5 Tips for Paying the Tuition Bill

July in Maine means summer has finally arrived. For the college bound student, July is also when the tuition bill typically arrives. Hopefully you’ve already filed the Free Application for Federal Student Aid (FAFSA). If not, submit the FAFSA as soon as possible at FAFSA.gov. Need help paying your bill? Consider these five tips:

1. Review your bill, thoroughly.

Be sure you understand all of your charges and only pay for required expenses. Typically students are automatically billed for medical insurance. If you are covered by another policy, follow the steps to waive the college’s insurance so you are not paying twice for medical insurance. Also review the bill to determine if all of your financial aid has been applied to the bill. Federal loans require additional steps, and funds cannot be credited to your account until around the start of the semester. Make sure these loans are showing as "anticipated aid" so that you aren’t charged a late fee.

    2. Reduce the costs YOU can control.

    Housing, food, and books are expenses that you can control. Living at home or choosing to live with a roommate could save you thousands of dollars every year. Nutrition is important, so if you plan to eat on-campus, choose a meal plan that works for you. Don't pay for more than you will eat. More importantly, if you have a meal plan, use it and avoid eating out.

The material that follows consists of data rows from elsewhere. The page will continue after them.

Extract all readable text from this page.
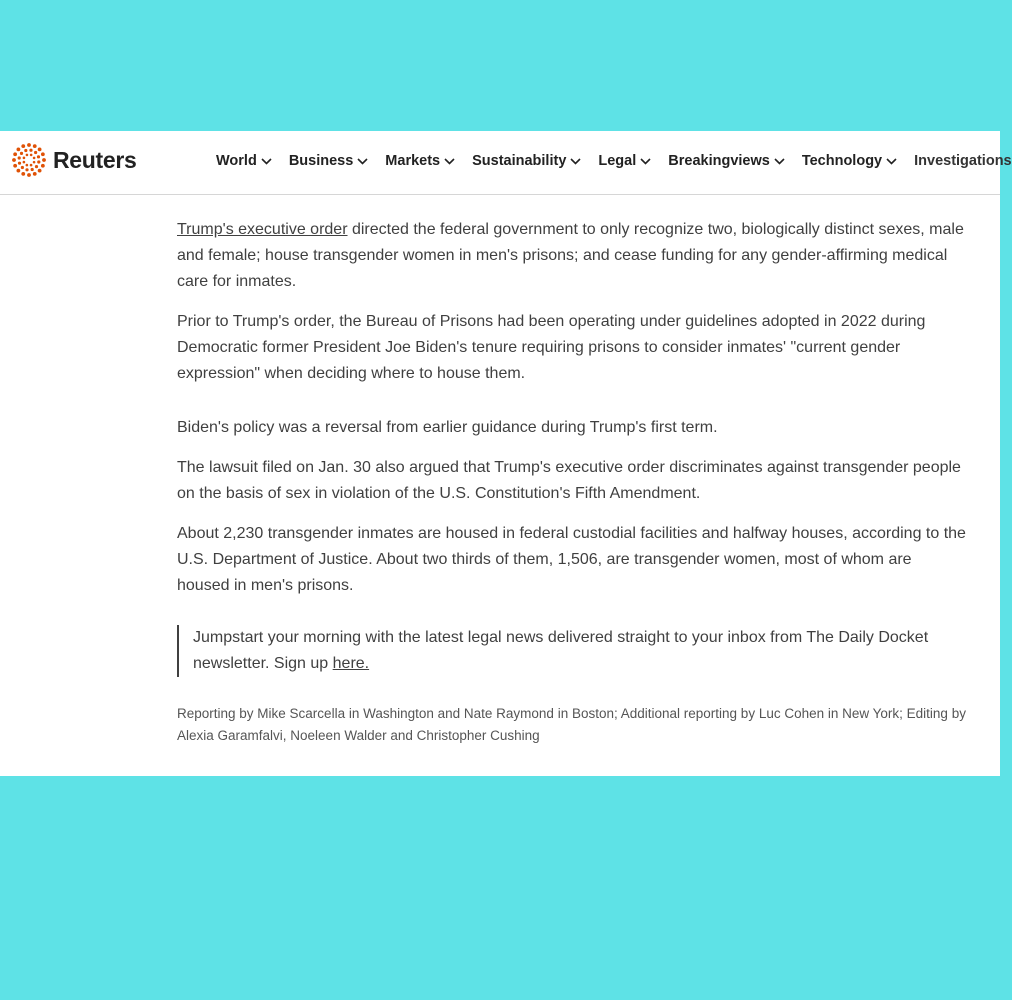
Reuters	World Business Markets Sustainability Legal Breakingviews Technology Investigations

Trump's executive order directed the federal government to only recognize two, biologically distinct sexes, male and female; house transgender women in men's prisons; and cease funding for any gender-affirming medical care for inmates.

Prior to Trump's order, the Bureau of Prisons had been operating under guidelines adopted in 2022 during Democratic former President Joe Biden's tenure requiring prisons to consider inmates' "current gender expression" when deciding where to house them.

Biden's policy was a reversal from earlier guidance during Trump's first term.

The lawsuit filed on Jan. 30 also argued that Trump's executive order discriminates against transgender people on the basis of sex in violation of the U.S. Constitution's Fifth Amendment.

About 2,230 transgender inmates are housed in federal custodial facilities and halfway houses, according to the U.S. Department of Justice. About two thirds of them, 1,506, are transgender women, most of whom are housed in men's prisons.

Jumpstart your morning with the latest legal news delivered straight to your inbox from The Daily Docket newsletter. Sign up here.

Reporting by Mike Scarcella in Washington and Nate Raymond in Boston; Additional reporting by Luc Cohen in New York; Editing by Alexia Garamfalvi, Noeleen Walder and Christopher Cushing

Consider renting your textbooks online or buying them used--you could save hundreds of dollars! 

    Want to learn more money saving tips? Check out our guide to Managing Your Money.

      3. Continue the hunt for scholarships.

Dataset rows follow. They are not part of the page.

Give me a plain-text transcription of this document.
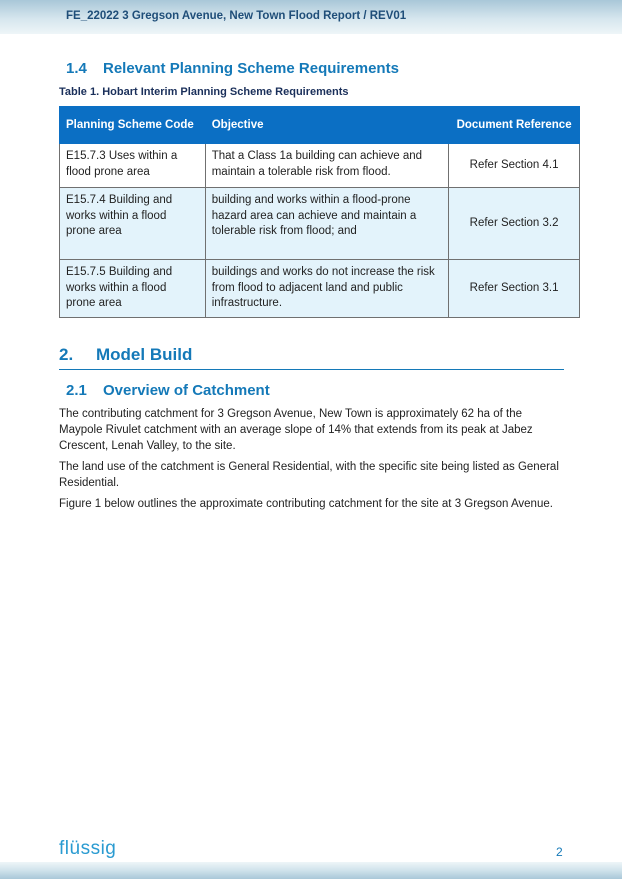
FE_22022 3 Gregson Avenue, New Town Flood Report / REV01
1.4 Relevant Planning Scheme Requirements
Table 1. Hobart Interim Planning Scheme Requirements
Planning Scheme Code	Objective	Document Reference
E15.7.3 Uses within a flood prone area	That a Class 1a building can achieve and maintain a tolerable risk from flood.	Refer Section 4.1
E15.7.4 Building and works within a flood prone area	building and works within a flood-prone hazard area can achieve and maintain a tolerable risk from flood; and	Refer Section 3.2
E15.7.5 Building and works within a flood prone area	buildings and works do not increase the risk from flood to adjacent land and public infrastructure.	Refer Section 3.1
2. Model Build
2.1 Overview of Catchment

The contributing catchment for 3 Gregson Avenue, New Town is approximately 62 ha of the Maypole Rivulet catchment with an average slope of 14% that extends from its peak at Jabez Crescent, Lenah Valley, to the site.

The land use of the catchment is General Residential, with the specific site being listed as General Residential.

Figure 1 below outlines the approximate contributing catchment for the site at 3 Gregson Avenue.

flüssig	2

      Keep up the search for scholarships all year long using FREE websites. Free and reliable sites include FAMEmaine.com, mainecf.org, collegeboard.org, and petersons.com. Scholarships are typically awarded outside of the college’s financial aid awarding process and require students to actively research and find them. Remember, every dollar that doesn’t have to be repaid is a good dollar.

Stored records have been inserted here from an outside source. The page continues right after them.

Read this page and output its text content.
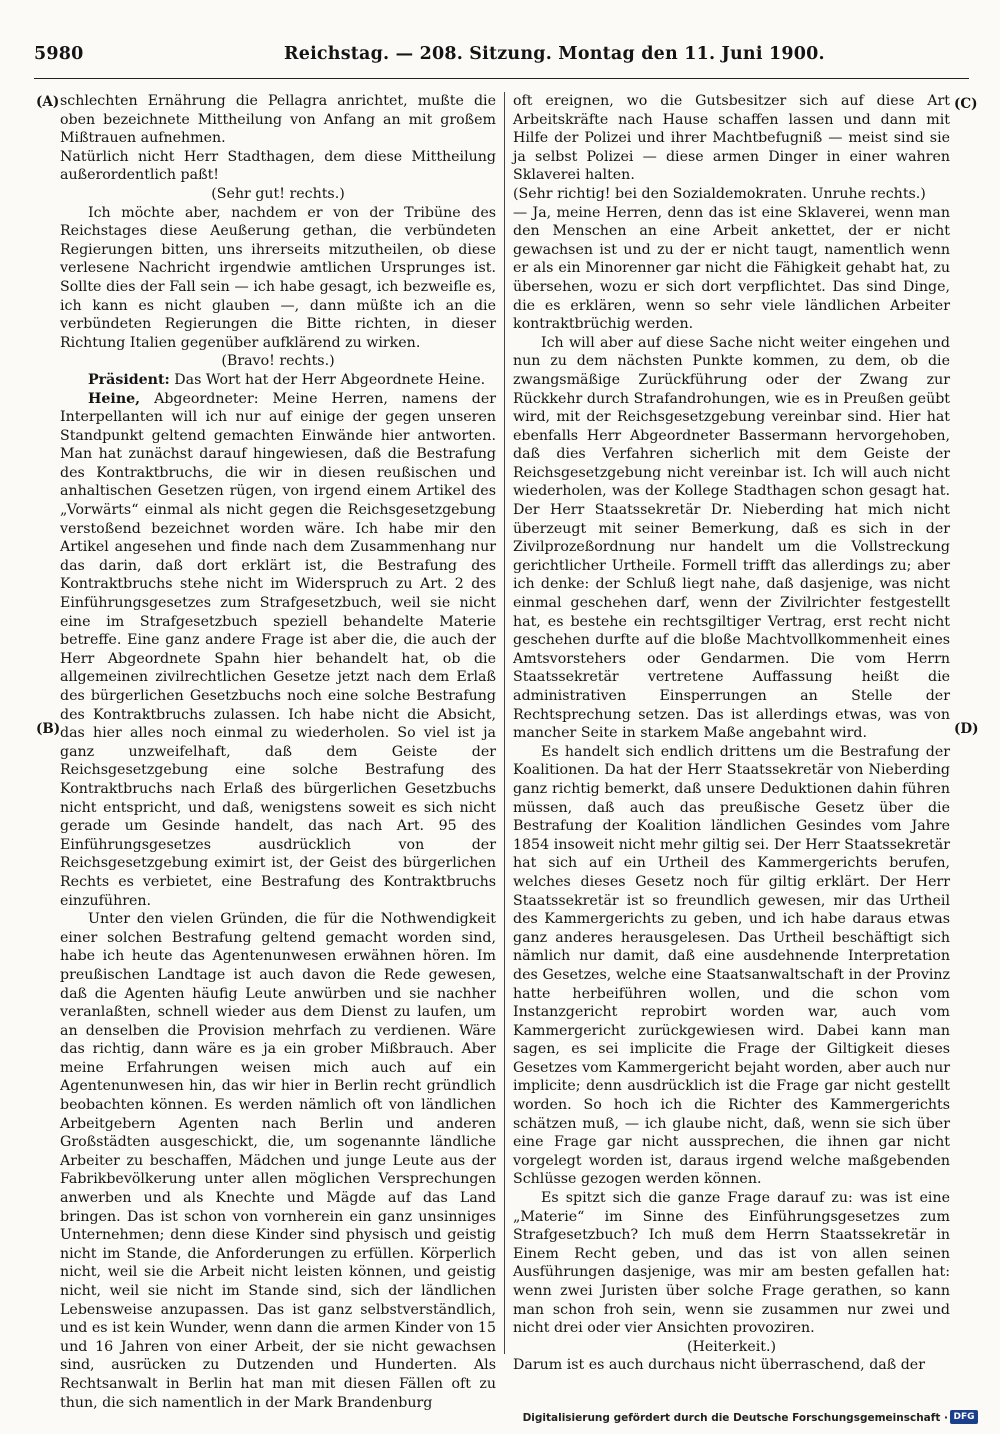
5980	Reichstag. — 208. Sitzung. Montag den 11. Juni 1900.
(A)
(B)
(C)
(D)

schlechten Ernährung die Pellagra anrichtet, mußte die oben bezeichnete Mittheilung von Anfang an mit großem Mißtrauen aufnehmen.

Natürlich nicht Herr Stadthagen, dem diese Mittheilung außerordentlich paßt!

(Sehr gut! rechts.)

Ich möchte aber, nachdem er von der Tribüne des Reichstages diese Aeußerung gethan, die verbündeten Regierungen bitten, uns ihrerseits mitzutheilen, ob diese verlesene Nachricht irgendwie amtlichen Ursprunges ist. Sollte dies der Fall sein — ich habe gesagt, ich bezweifle es, ich kann es nicht glauben —, dann müßte ich an die verbündeten Regierungen die Bitte richten, in dieser Richtung Italien gegenüber aufklärend zu wirken.

(Bravo! rechts.)

Präsident: Das Wort hat der Herr Abgeordnete Heine.

Heine, Abgeordneter: Meine Herren, namens der Interpellanten will ich nur auf einige der gegen unseren Standpunkt geltend gemachten Einwände hier antworten. Man hat zunächst darauf hingewiesen, daß die Bestrafung des Kontraktbruchs, die wir in diesen reußischen und anhaltischen Gesetzen rügen, von irgend einem Artikel des „Vorwärts“ einmal als nicht gegen die Reichsgesetzgebung verstoßend bezeichnet worden wäre. Ich habe mir den Artikel angesehen und finde nach dem Zusammenhang nur das darin, daß dort erklärt ist, die Bestrafung des Kontraktbruchs stehe nicht im Widerspruch zu Art. 2 des Einführungsgesetzes zum Strafgesetzbuch, weil sie nicht eine im Strafgesetzbuch speziell behandelte Materie betreffe. Eine ganz andere Frage ist aber die, die auch der Herr Abgeordnete Spahn hier behandelt hat, ob die allgemeinen zivilrechtlichen Gesetze jetzt nach dem Erlaß des bürgerlichen Gesetzbuchs noch eine solche Bestrafung des Kontraktbruchs zulassen. Ich habe nicht die Absicht, das hier alles noch einmal zu wiederholen. So viel ist ja ganz unzweifelhaft, daß dem Geiste der Reichsgesetzgebung eine solche Bestrafung des Kontraktbruchs nach Erlaß des bürgerlichen Gesetzbuchs nicht entspricht, und daß, wenigstens soweit es sich nicht gerade um Gesinde handelt, das nach Art. 95 des Einführungsgesetzes ausdrücklich von der Reichsgesetzgebung eximirt ist, der Geist des bürgerlichen Rechts es verbietet, eine Bestrafung des Kontraktbruchs einzuführen.

Unter den vielen Gründen, die für die Nothwendigkeit einer solchen Bestrafung geltend gemacht worden sind, habe ich heute das Agentenunwesen erwähnen hören. Im preußischen Landtage ist auch davon die Rede gewesen, daß die Agenten häufig Leute anwürben und sie nachher veranlaßten, schnell wieder aus dem Dienst zu laufen, um an denselben die Provision mehrfach zu verdienen. Wäre das richtig, dann wäre es ja ein grober Mißbrauch. Aber meine Erfahrungen weisen mich auch auf ein Agentenunwesen hin, das wir hier in Berlin recht gründlich beobachten können. Es werden nämlich oft von ländlichen Arbeitgebern Agenten nach Berlin und anderen Großstädten ausgeschickt, die, um sogenannte ländliche Arbeiter zu beschaffen, Mädchen und junge Leute aus der Fabrikbevölkerung unter allen möglichen Versprechungen anwerben und als Knechte und Mägde auf das Land bringen. Das ist schon von vornherein ein ganz unsinniges Unternehmen; denn diese Kinder sind physisch und geistig nicht im Stande, die Anforderungen zu erfüllen. Körperlich nicht, weil sie die Arbeit nicht leisten können, und geistig nicht, weil sie nicht im Stande sind, sich der ländlichen Lebensweise anzupassen. Das ist ganz selbstverständlich, und es ist kein Wunder, wenn dann die armen Kinder von 15 und 16 Jahren von einer Arbeit, der sie nicht gewachsen sind, ausrücken zu Dutzenden und Hunderten. Als Rechtsanwalt in Berlin hat man mit diesen Fällen oft zu thun, die sich namentlich in der Mark Brandenburg

oft ereignen, wo die Gutsbesitzer sich auf diese Art Arbeitskräfte nach Hause schaffen lassen und dann mit Hilfe der Polizei und ihrer Machtbefugniß — meist sind sie ja selbst Polizei — diese armen Dinger in einer wahren Sklaverei halten.

(Sehr richtig! bei den Sozialdemokraten. Unruhe rechts.)

— Ja, meine Herren, denn das ist eine Sklaverei, wenn man den Menschen an eine Arbeit ankettet, der er nicht gewachsen ist und zu der er nicht taugt, namentlich wenn er als ein Minorenner gar nicht die Fähigkeit gehabt hat, zu übersehen, wozu er sich dort verpflichtet. Das sind Dinge, die es erklären, wenn so sehr viele ländlichen Arbeiter kontraktbrüchig werden.

Ich will aber auf diese Sache nicht weiter eingehen und nun zu dem nächsten Punkte kommen, zu dem, ob die zwangsmäßige Zurückführung oder der Zwang zur Rückkehr durch Strafandrohungen, wie es in Preußen geübt wird, mit der Reichsgesetzgebung vereinbar sind. Hier hat ebenfalls Herr Abgeordneter Bassermann hervorgehoben, daß dies Verfahren sicherlich mit dem Geiste der Reichsgesetzgebung nicht vereinbar ist. Ich will auch nicht wiederholen, was der Kollege Stadthagen schon gesagt hat. Der Herr Staatssekretär Dr. Nieberding hat mich nicht überzeugt mit seiner Bemerkung, daß es sich in der Zivilprozeßordnung nur handelt um die Vollstreckung gerichtlicher Urtheile. Formell trifft das allerdings zu; aber ich denke: der Schluß liegt nahe, daß dasjenige, was nicht einmal geschehen darf, wenn der Zivilrichter festgestellt hat, es bestehe ein rechtsgiltiger Vertrag, erst recht nicht geschehen durfte auf die bloße Machtvollkommenheit eines Amtsvorstehers oder Gendarmen. Die vom Herrn Staatssekretär vertretene Auffassung heißt die administrativen Einsperrungen an Stelle der Rechtsprechung setzen. Das ist allerdings etwas, was von mancher Seite in starkem Maße angebahnt wird.

Es handelt sich endlich drittens um die Bestrafung der Koalitionen. Da hat der Herr Staatssekretär von Nieberding ganz richtig bemerkt, daß unsere Deduktionen dahin führen müssen, daß auch das preußische Gesetz über die Bestrafung der Koalition ländlichen Gesindes vom Jahre 1854 insoweit nicht mehr giltig sei. Der Herr Staatssekretär hat sich auf ein Urtheil des Kammergerichts berufen, welches dieses Gesetz noch für giltig erklärt. Der Herr Staatssekretär ist so freundlich gewesen, mir das Urtheil des Kammergerichts zu geben, und ich habe daraus etwas ganz anderes herausgelesen. Das Urtheil beschäftigt sich nämlich nur damit, daß eine ausdehnende Interpretation des Gesetzes, welche eine Staatsanwaltschaft in der Provinz hatte herbeiführen wollen, und die schon vom Instanzgericht reprobirt worden war, auch vom Kammergericht zurückgewiesen wird. Dabei kann man sagen, es sei implicite die Frage der Giltigkeit dieses Gesetzes vom Kammergericht bejaht worden, aber auch nur implicite; denn ausdrücklich ist die Frage gar nicht gestellt worden. So hoch ich die Richter des Kammergerichts schätzen muß, — ich glaube nicht, daß, wenn sie sich über eine Frage gar nicht aussprechen, die ihnen gar nicht vorgelegt worden ist, daraus irgend welche maßgebenden Schlüsse gezogen werden können.

Es spitzt sich die ganze Frage darauf zu: was ist eine „Materie“ im Sinne des Einführungsgesetzes zum Strafgesetzbuch? Ich muß dem Herrn Staatssekretär in Einem Recht geben, und das ist von allen seinen Ausführungen dasjenige, was mir am besten gefallen hat: wenn zwei Juristen über solche Frage gerathen, so kann man schon froh sein, wenn sie zusammen nur zwei und nicht drei oder vier Ansichten provoziren.

(Heiterkeit.)

Darum ist es auch durchaus nicht überraschend, daß der

Digitalisierung gefördert durch die Deutsche Forschungsgemeinschaft · DFG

        4. Consider enrolling in a tuition payment plan.

        Most schools have tuition payment plans that will allow you to pay your bill over a period of months instead of in one large lump sum payment. Use savings, income, monetary gifts, and summer earnings to help cover the monthly payment. Tuition payment plans are not loans, and while no interest is charged, there typically is a small enrollment fee. Contact your Bursar’s Office for additional information.

          5. Explore borrowing options.

          After taking full advantage of grants, scholarships, and your full Federal Direct Loan eligibility, consider the following education loan options: 

          • The Federal Parent PLUS Loan is a loan program for parents of dependent undergraduate students and graduate students. PLUS Loans are funded by the federal government, have fixed interest rates, and offer a variety of flexible repayment options. Contact your school for more information regarding the application process.

          • Private Education Loans are offered through private lending institutions. The student is usually the borrower and often a co-signer is required. These loans are credit based and lender approval is based on credit history plus a debt to income ratio. Interest rates vary and are often tied to credit worthiness. Visit TheLoanforME.com for your Maine options.